Dobbiamo aver paura delle minacce di Donald Trump di mettere dazi su tutti i paesi? Certamente sarebbe un danno per tutti, ma alla fine i più penalizzati potrebbero essere proprio gli Usa, i quali finirebbero per fare la stessa fine che ha fatto la Gran Bretagna dopo la Brexit, che paga un prezzo esorbitante per la sua pretesa di riconquistare una mal compresa autonomia nazionale.

Andiamo per ordine. Se Trump deciderà di mettere dazi selettivamente nei confronti di quei paesi a cui vuole chiedere compensazioni questo provocherà essenzialmente un grosso gioco di aggiramento per far arrivare negli Usa le stesse merci a costi aggiuntivi più bassi dei dazi imposti.

Già oggi è presumibile che gli importatori americani abbiano anticipato gli acquisti e abbiano i depositi pieni di merci che rischiano di essere sottoposte a dazi, come sempre avviene quando una misura è annunciata prima che venga imposta.

Ma poi ci si regolerà di conseguenza: le esportazioni dei paesi sanzionati prenderanno la strada verso qualche paese non sanzionato e raggiungeranno gli Usa comunque evitando i dazi, se questi saranno così elevati da consigliare una qualche triangolazione. Se poi questa non fosse conveniente, allora vorrebbe dire che i dazi non sono così elevati da generare una reale diminuzione del flusso di export verso gli Usa.

A riprova di questo fenomeno sta anche il parziale fallimento delle sanzioni poste nei confronti della Russia e di altri stati sui prodotti tecnologici utilizzabili per scopi militari. Malgrado il bando totale e il rischio di sanzioni anche penali per chi dovesse rifornire questi paesi di merci sensibili, le esportazioni sono continuate attraverso paesi terzi. Certo, ci sarebbe un qualche rallentamento del commercio internazionale e un costo in termini di inflazione. Ma questo costo finirebbe per colpire essenzialmente gli Usa, mentre gli altri paesi potrebbero compensare le perdite negli Usa aumentando gli scambi sugli altri mercati.

In effetti, malgrado la frammentazione che si sta producendo nel mondo dopo la svolta degli Usa contro la globalizzazione (primo governo Trump) e dopo le sanzioni intervenute in seguito all’invasione dell’Ucraina, il commercio mondiale sembra tenere e gli scambi continuano a crescere seppure a un ritmo ridotto. L’integrazione economica tra paesi è ormai così fitta che appare difficile possa regredire.

Anche se gli Stati Uniti sono una fetta non trascurabile del commercio mondiale (l’import Usa è circa il 13% del commercio mondiale), un’intensificazione degli scambi fra gli altri paesi potrebbe compensare un eventuale rallentamento delle importazioni americane, rendendo i dazi americani meno efficaci in termini di condizionamento.
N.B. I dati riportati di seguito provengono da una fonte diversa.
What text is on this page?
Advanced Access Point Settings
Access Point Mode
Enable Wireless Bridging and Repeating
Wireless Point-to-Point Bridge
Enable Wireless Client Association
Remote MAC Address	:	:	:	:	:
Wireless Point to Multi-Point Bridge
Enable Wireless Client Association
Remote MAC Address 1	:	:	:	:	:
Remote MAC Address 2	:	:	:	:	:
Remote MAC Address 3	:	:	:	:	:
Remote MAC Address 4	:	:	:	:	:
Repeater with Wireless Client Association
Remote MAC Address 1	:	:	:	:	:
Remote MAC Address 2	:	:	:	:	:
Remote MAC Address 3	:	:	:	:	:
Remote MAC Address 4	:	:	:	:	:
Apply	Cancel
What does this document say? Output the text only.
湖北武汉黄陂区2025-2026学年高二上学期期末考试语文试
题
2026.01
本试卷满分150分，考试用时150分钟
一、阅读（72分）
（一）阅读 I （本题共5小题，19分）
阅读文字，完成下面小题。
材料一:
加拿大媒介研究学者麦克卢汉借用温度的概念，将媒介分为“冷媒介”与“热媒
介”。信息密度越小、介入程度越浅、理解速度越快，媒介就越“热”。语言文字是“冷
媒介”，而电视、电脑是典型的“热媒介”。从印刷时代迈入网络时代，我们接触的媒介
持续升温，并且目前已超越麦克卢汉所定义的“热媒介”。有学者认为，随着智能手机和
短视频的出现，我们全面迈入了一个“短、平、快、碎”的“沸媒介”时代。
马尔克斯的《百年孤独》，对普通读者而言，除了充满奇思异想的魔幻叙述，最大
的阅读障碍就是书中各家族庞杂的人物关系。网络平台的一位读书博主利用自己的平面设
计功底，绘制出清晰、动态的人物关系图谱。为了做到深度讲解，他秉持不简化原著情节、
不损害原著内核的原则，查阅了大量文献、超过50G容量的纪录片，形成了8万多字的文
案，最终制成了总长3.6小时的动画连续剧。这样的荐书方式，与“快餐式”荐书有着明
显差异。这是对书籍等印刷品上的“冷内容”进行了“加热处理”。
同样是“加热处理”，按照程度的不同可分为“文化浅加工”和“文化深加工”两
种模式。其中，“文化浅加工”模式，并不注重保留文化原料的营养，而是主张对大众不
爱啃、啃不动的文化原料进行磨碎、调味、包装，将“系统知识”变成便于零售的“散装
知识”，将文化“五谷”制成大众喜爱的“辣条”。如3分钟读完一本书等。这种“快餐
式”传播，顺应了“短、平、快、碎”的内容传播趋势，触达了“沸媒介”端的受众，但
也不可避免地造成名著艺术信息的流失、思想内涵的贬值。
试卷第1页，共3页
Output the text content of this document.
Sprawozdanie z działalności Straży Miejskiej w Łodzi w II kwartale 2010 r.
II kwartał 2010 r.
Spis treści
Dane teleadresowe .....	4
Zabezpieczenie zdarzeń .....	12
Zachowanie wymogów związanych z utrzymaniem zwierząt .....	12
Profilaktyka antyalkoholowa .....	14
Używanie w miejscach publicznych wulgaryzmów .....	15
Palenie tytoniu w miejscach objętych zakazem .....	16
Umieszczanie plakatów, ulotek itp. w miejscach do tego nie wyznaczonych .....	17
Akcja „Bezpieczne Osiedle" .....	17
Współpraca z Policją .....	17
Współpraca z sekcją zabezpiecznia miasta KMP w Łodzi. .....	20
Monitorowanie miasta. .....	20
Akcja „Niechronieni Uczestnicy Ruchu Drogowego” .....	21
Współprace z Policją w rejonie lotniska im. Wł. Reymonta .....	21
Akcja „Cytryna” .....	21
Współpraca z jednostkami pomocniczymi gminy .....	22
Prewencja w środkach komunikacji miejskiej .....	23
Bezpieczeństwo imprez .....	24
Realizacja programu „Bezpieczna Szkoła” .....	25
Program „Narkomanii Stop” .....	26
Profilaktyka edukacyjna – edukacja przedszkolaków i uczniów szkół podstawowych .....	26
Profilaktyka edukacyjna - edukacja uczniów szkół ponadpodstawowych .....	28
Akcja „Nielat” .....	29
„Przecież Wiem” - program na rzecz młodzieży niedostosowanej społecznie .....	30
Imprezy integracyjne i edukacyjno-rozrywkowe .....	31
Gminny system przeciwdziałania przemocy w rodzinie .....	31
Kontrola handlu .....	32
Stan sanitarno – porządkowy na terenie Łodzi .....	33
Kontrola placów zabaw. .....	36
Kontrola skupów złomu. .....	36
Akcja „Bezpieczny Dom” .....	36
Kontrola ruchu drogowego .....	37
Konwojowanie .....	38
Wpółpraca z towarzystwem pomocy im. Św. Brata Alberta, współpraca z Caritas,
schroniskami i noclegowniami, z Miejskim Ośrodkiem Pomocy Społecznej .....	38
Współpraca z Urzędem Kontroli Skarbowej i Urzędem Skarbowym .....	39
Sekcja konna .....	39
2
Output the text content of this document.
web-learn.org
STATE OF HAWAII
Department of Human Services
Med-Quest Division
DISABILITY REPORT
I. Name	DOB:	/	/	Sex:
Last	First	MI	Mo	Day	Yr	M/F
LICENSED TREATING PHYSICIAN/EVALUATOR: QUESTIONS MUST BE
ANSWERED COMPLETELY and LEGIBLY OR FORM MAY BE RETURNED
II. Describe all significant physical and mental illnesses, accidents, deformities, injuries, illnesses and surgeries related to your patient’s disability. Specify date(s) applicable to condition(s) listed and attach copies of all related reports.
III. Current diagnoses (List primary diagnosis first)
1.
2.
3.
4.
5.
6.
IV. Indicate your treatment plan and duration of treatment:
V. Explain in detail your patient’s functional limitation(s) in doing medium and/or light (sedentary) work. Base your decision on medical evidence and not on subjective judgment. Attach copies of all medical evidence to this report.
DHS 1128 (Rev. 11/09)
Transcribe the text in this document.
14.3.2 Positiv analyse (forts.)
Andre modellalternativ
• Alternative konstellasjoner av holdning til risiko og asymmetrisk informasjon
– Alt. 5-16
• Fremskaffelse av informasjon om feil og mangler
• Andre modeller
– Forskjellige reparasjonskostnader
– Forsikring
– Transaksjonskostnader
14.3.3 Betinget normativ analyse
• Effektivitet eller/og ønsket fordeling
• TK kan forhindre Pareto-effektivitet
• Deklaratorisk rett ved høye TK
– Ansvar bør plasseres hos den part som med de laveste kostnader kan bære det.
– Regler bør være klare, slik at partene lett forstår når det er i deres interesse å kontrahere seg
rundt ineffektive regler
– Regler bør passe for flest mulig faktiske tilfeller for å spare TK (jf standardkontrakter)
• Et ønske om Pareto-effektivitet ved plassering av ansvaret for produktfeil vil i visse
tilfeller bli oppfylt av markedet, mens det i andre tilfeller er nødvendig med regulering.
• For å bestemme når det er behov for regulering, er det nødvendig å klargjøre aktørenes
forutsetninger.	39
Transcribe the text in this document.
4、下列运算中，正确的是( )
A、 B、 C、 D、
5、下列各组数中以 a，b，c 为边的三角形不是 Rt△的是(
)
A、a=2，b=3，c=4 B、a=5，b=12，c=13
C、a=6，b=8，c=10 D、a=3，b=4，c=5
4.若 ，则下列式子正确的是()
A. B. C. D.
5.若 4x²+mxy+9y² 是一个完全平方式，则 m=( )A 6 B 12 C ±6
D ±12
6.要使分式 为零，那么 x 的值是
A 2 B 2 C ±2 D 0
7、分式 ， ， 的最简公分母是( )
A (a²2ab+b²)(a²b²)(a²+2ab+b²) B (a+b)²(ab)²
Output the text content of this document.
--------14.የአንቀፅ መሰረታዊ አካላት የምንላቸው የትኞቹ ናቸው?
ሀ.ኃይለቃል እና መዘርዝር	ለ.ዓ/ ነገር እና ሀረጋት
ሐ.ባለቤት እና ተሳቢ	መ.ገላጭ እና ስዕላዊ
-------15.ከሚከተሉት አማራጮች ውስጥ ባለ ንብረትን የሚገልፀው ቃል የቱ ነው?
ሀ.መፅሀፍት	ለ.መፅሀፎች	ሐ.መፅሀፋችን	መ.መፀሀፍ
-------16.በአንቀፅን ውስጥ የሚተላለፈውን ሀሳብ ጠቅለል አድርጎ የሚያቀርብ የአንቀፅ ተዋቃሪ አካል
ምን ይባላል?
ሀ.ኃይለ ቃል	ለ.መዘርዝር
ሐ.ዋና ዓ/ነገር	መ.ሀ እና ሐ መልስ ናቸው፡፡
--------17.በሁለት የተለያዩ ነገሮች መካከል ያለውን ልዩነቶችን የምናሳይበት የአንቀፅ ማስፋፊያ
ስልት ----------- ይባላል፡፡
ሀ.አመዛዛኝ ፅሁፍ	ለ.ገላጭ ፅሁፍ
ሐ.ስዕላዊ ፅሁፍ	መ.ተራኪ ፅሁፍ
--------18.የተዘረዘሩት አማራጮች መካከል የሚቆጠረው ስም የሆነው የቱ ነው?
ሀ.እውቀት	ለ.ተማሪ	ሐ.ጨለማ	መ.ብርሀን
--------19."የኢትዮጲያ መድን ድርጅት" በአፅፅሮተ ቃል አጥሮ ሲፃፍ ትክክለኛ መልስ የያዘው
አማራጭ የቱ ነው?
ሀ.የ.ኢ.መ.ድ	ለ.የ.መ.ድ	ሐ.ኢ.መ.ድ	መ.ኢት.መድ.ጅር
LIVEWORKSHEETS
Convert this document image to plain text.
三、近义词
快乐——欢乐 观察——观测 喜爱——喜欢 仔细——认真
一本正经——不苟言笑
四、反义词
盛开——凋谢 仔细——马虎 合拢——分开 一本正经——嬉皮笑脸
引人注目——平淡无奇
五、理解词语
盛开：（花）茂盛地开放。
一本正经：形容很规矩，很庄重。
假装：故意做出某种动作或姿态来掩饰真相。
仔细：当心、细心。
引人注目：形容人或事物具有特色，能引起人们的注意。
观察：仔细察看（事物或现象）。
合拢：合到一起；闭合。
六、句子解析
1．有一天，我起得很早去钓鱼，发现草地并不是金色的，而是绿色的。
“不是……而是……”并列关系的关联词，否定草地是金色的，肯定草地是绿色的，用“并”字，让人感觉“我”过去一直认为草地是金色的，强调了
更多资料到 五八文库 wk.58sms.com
Alla fine, sarebbero solo gli Usa a risentirne a causa della maggiore inflazione e della minore crescita associata a una tale misura: proprio l’opposto di quanto avrebbe voluto Trump.

Ma Trump potrebbe decidere di mettere dazi elevati su tutte le importazioni degli Usa e così non ci sarebbero più pericoli di triangolazioni. Una misura di questo genere rappresenterebbe un’imposta indiretta consistente sui consumi degli americani, senza sfavorire un singolo paese, posto che i dazi sarebbero uniformi per tutti. Ne deriverebbe una maggiore inflazione e un calo della domanda interna americana con il risultato di rallentare quell’economia.

Gli altri paesi subirebbero un peggioramento congiunturale derivante dal rallentamento degli Usa, ma potrebbero controbilanciare con politiche di bilancio espansive. In definitiva, la minaccia dei dazi appare non essere così grave, specie se gli altri paesi reagiranno non tanto con dazi compensativi, bensì con un’intensificazione degli scambi tra di loro, evitando di cercare di placare le pretese americane con concessioni bilaterali. Una misura necessaria all’Europa è rappresentata dall’accordo con il Mercosur che potrebbe consentire di compensare le minori esportazioni verso gli Usa.

Certo, ci saranno prodotti che ne trarranno vantaggi e prodotti che verranno penalizzati. Ma questo è il mercato, quando un cambio politico genera un piccolo terremoto come c’è da attendersi con Trump, almeno fin a quando capirà che i dazi non sono «la più bella parola del dizionario», come ebbe a dire dopo essere stato eletto, ma rappresentano un inciampo sull’economia che colpisce proprio il paese che li adotta.